Taraflar arasındaki “kıdem tazminatı” davasından dolayı yapılan yargılama sonunda; Kayseri İş Mahkemesince davanın kabulüne dair verilen 30.12.2003 gün ve 2003/1053-1259 sayılı kararın incelenmesi davalı vekili tarafından istenilmesi üzerine, Yargıtay 9. Hukuk Dairesinin 7.7.2004 gün ve 2004/3784-17305 sayılı ilamı ile,

(...Davacı davalıya ait işyerinde çalışmaya başlamadan önce Sümerbank Kayseri Pamuklu Sanayi bünyesinde hizmet akti ile çalıştığı 20.8.1980-30.11.1981 tarihleri arasındaki çalışmanın kıdem tazminatı hesabında nazara alınması gerektiğini iddia ederek kıdem tazminatı isteminde bulunmuştur. Mahkemece istek gibi karar verilmiştir. Dosya içerisinde mevcut Sümerbank Kayseri Pamuklu Sanayi Müessesesi tarafından davacıya yazılan ve davacı tarafından dosyaya ibraz edilen 18.12.1985 tarihli yazıda davacının işyerlerinden 30.11.1981 tarihinde kendi isteğiyle ayrıldığı bildirilmiştir. 1475 Sayılı İş Yasasının 14/4 maddesi gereğince değişik kamu kuruluşlarında geçen hizmet sürelerinin birleştirilebilmesi için hizmet akdinin kıdem tazminatı ödenmesini gerektirecek şekilde sona ermesi gerekir. Davacının Sümerbank işyerinden istifa ederek ayrıldığı anlaşıldığından Sümerbank’ta geçen çalışma döneminin kıdem tazminatı hesabında nazara alınması mümkün değildir. Bu sebeplerle davanın reddi gerekirken yazılı şekilde kabulü bozmayı gerektirmiştir...)
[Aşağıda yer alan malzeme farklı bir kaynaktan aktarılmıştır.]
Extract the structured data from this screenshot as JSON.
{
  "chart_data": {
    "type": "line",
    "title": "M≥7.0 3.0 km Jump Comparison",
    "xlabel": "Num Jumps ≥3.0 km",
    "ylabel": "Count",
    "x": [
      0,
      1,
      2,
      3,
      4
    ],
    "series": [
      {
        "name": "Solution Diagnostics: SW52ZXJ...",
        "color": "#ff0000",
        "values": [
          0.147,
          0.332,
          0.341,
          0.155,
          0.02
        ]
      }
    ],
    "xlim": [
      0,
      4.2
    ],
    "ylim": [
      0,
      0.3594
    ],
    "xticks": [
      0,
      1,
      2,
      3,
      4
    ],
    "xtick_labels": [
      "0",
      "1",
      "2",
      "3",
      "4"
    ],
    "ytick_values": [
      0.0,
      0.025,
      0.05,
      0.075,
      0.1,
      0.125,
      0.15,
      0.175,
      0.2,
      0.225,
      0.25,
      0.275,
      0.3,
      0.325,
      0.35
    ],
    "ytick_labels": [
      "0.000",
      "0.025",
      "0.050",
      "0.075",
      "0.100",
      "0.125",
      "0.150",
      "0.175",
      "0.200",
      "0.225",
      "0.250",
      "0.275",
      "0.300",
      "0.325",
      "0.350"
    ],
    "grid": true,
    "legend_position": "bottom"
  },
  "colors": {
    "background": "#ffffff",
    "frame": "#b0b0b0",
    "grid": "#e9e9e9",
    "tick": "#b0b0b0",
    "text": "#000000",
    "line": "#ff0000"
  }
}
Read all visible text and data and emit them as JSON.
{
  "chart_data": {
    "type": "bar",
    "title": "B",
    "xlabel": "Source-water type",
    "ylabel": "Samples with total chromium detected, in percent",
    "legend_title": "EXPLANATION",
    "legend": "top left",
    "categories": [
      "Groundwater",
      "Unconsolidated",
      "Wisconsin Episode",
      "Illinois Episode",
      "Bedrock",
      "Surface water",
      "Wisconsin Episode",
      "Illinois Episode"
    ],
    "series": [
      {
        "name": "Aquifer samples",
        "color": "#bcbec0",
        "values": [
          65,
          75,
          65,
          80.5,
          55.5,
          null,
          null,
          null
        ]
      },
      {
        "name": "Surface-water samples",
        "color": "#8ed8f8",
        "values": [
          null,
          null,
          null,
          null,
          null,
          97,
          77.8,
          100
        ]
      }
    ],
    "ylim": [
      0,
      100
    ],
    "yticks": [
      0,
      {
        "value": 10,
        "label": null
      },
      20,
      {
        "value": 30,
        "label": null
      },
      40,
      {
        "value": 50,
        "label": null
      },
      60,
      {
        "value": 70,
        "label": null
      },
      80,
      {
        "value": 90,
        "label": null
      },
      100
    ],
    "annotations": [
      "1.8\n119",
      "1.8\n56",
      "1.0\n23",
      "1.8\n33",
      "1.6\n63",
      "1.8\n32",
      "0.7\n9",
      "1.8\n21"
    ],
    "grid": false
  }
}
Gerekçesiyle bozularak dosya yerine geri çevrilmekle,yeniden yapılan yargılama sonunda, mahkemece önceki kararda direnilmiştir.

TEMYİZ EDEN: Davalı vekili

HUKUK GENEL KURULU KARARI

Hukuk Genel Kurulunca incelenerek direnme kararının süresinde temyiz edildiği anlaşıldıktan ve dosyadaki kağıtlar okunduktan sonra gereği görüşüldü:

Tarafların karşılıklı iddia ve savunmalarına, dosyadaki tutanak ve kanıtlara, bozma kararında açıklanan gerektirici nedenlere göre, Hukuk Genel Kurulu’nca da benimsenen Özel Daire Bozma kararına uyulmak gerekirken, önceki kararda direnilmesi usul ve yasaya aykırıdır. Bu nedenle direnme kararı bozulmalıdır.

SONUÇ: Davalı vekilinin temyiz itirazlarının kabulü ile, direnme kararının Özel Daire bozma kararında gösterilen nedenlerden dolayı H.U.M.K.nun 429. Maddesi gereğince BOZULMASINA, 11.5.2005 gününde oybirliği ile karar verildi.